Part of my job in casting was occasionally interviewing people for directors who were more interested in stories than in trained actors. They looked for cast who could naturally relate to their characters because they were that person rather than someone imagining what it was like to be that person.
For one of these films we had to interview a bunch of real prostitutes. This was something we had to do very cautiously because (as in most places) prostitution is illegal and many of these ladies are understandably cautious about checking the veracity of unsolicited contact from people.
To prepare for these interviews, my boss often told us "channel your inner Terry Gross". Gross's style of interviewing is extremely low key and open, she's done her research to be familiar with the person that she's interviewing and she really cares about the information she gets. This makes people want to share with her. I strongly recommend you review some of her work, how she asks questions and how she paces interviews.
Create a safe space, physically.
Really make them comfortable in the space.
- Minimize the distractions - the fewer people in the room the better.
If there is only one person they have to tell their story to, they'll be more likely to share.
- Arrange them so they're looking at you, with the camera just to your left or right, over your shoulder.
Ignore the camera and focus on having a conversation. You need to forget the camera if you're expecting them to.
- Don't immediately go to the heart of the situation and get straight to the deep stuff... start off with some softball questions.
When we would audition kids, we'd always start off asking them questions like "what's your favorite color" or "do you have a pet? What's its name/what type of animal is it?". These questions are easy to answer. A kid who was scared of the person running the audition will relax and do a better job in their performance. You don't need to use these questions for adults but a similar collection of easy-to-answer, slightly personal but not too personal questions will give you a start to build some rapport.
- Really listen, don't judge what they say.
When people feel like they're being judged, they stop talking. Let them know that you respect them and you're taking them seriously.
- Take your time.
We only had 15-30 minutes in our auditions but two or three people and a camera in a room can get pretty comfortable quickly. If you can, give it an hour or two.
Ask the right questions.
There are two main types of questions closed ended and open ended.

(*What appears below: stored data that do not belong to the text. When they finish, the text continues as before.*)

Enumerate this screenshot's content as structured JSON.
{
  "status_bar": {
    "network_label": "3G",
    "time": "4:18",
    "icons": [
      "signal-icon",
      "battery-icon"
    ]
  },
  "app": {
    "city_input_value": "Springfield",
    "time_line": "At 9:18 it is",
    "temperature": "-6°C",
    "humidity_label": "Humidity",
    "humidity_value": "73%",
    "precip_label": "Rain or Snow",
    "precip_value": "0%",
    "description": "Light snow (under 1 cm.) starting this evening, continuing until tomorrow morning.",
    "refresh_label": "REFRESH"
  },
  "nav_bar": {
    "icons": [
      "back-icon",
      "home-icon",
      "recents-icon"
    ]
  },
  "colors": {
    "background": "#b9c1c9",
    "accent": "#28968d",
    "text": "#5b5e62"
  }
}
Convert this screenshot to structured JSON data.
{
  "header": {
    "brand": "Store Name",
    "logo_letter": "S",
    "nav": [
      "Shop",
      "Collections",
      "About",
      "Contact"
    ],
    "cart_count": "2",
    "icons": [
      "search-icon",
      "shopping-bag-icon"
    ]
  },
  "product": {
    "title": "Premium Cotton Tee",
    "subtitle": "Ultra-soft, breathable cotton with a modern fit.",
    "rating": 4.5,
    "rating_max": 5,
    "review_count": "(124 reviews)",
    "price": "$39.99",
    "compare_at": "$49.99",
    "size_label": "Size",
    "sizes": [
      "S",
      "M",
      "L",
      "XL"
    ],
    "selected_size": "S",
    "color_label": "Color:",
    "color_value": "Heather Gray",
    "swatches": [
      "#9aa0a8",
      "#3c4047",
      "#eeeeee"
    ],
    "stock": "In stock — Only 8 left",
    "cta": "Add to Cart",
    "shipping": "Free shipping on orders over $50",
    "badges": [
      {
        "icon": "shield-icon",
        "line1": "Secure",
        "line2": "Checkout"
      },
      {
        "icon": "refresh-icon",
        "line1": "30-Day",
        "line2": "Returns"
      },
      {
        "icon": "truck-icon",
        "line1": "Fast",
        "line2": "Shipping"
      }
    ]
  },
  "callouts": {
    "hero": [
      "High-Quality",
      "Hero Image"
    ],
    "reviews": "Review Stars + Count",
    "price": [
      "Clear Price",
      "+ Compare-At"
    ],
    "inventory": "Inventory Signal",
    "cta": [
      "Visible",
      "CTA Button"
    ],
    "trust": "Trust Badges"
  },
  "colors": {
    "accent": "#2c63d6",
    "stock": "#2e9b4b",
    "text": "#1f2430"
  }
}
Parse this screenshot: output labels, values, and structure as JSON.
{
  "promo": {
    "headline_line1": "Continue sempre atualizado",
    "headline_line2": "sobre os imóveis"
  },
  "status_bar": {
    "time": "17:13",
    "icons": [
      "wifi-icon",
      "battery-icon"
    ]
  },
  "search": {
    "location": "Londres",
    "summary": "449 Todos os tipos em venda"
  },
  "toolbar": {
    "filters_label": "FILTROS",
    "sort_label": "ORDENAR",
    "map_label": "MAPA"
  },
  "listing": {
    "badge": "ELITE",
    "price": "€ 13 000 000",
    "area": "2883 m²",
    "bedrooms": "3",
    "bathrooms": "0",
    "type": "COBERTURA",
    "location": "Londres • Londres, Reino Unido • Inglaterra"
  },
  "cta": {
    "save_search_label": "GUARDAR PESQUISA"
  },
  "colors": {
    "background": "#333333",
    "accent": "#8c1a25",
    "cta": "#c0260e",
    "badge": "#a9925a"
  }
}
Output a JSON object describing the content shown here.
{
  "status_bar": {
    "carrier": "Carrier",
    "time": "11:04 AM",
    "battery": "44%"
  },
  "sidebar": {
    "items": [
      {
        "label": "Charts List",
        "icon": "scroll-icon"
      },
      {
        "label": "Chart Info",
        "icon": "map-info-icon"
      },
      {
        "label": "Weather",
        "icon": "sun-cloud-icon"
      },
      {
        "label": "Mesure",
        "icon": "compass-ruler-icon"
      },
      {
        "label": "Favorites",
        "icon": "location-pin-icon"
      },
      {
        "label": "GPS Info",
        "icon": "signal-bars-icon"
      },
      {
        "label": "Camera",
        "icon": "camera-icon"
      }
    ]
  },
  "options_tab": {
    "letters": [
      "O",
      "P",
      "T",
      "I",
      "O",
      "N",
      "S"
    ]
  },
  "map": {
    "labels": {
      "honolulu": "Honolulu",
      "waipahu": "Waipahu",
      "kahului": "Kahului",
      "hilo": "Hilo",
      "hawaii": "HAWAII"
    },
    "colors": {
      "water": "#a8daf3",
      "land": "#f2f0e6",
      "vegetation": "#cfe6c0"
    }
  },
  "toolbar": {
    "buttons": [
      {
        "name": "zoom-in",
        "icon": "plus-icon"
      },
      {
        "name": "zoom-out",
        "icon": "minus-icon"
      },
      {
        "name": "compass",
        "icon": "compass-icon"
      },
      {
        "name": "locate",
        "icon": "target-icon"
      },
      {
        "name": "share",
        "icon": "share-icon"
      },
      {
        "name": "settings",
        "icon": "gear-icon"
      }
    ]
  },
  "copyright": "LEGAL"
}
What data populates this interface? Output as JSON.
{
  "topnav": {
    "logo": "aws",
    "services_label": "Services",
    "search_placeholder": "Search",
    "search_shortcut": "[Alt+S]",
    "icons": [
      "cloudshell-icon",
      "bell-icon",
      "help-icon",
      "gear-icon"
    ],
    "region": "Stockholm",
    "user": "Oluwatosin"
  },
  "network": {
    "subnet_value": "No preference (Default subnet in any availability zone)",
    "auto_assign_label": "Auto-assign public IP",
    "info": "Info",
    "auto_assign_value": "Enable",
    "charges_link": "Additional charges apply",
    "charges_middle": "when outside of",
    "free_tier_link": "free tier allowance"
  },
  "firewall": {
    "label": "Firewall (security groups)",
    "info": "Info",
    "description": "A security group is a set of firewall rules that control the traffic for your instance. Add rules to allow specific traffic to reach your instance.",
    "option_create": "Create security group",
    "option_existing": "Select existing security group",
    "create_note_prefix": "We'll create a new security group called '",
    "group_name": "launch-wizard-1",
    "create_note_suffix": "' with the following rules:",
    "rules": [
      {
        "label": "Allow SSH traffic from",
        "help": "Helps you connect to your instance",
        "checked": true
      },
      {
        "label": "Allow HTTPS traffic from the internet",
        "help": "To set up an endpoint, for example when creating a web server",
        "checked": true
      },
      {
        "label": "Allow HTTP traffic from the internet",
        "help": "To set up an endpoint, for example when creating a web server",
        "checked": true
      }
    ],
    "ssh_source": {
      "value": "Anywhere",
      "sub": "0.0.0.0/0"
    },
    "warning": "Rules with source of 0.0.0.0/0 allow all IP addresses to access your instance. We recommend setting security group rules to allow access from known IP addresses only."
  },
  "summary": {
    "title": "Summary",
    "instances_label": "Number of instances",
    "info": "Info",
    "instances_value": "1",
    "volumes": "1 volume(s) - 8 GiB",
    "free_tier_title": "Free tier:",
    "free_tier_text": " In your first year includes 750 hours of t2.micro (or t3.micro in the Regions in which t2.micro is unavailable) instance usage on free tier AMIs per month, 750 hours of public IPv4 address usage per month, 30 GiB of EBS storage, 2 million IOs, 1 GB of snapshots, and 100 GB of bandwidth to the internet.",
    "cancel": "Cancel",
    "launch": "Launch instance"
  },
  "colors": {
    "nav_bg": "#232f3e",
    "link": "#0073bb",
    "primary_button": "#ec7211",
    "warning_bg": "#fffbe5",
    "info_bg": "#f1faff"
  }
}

- Closed ended are generally yes/no questions.
You'll need some of these to know what open ended questions to ask but they tend to not give you much more than a one-word answer, which isn't very useful for a documentary.
- Open ended questions are the 5 Ws (who, when, what, where, why) and How.
These questions require more than a one-word answer and start a dialogue. Focus on these open questions. You're already working with a "what" question but I think this is too broad. You need to get to know them a bit first and then tailor this question to their specific story.
Assuming they know why you're talking to them (hopefully you've set up a time to meet in a place that you've prepared), start out asking them about themselves - general questions, ask about their childhood - a good memory. You're about to walk them through some very troubling parts of their lives, start with a happy one. Then, when they seem more comfortable, ask for them to tell you about their first experience with a substance, ask some follow-up questions about that and how they felt at the beginning, then ask them to talk about their descent and when they knew they'd reached bottom and how things were different at that point. I don't think you can really cut corners and just ask them to tell you about the worst part without worrying that they won't be honest about their experience.
Being open to someone changes what they say. If you just sit them down and ask "So, tell me about the worst thing that happened to you in relation to your drug use", they're going to balk. They're not going to be in the right frame of mind. You have to work them there to get the good stuff, the valuable stuff. They may try but it's not going to be the same.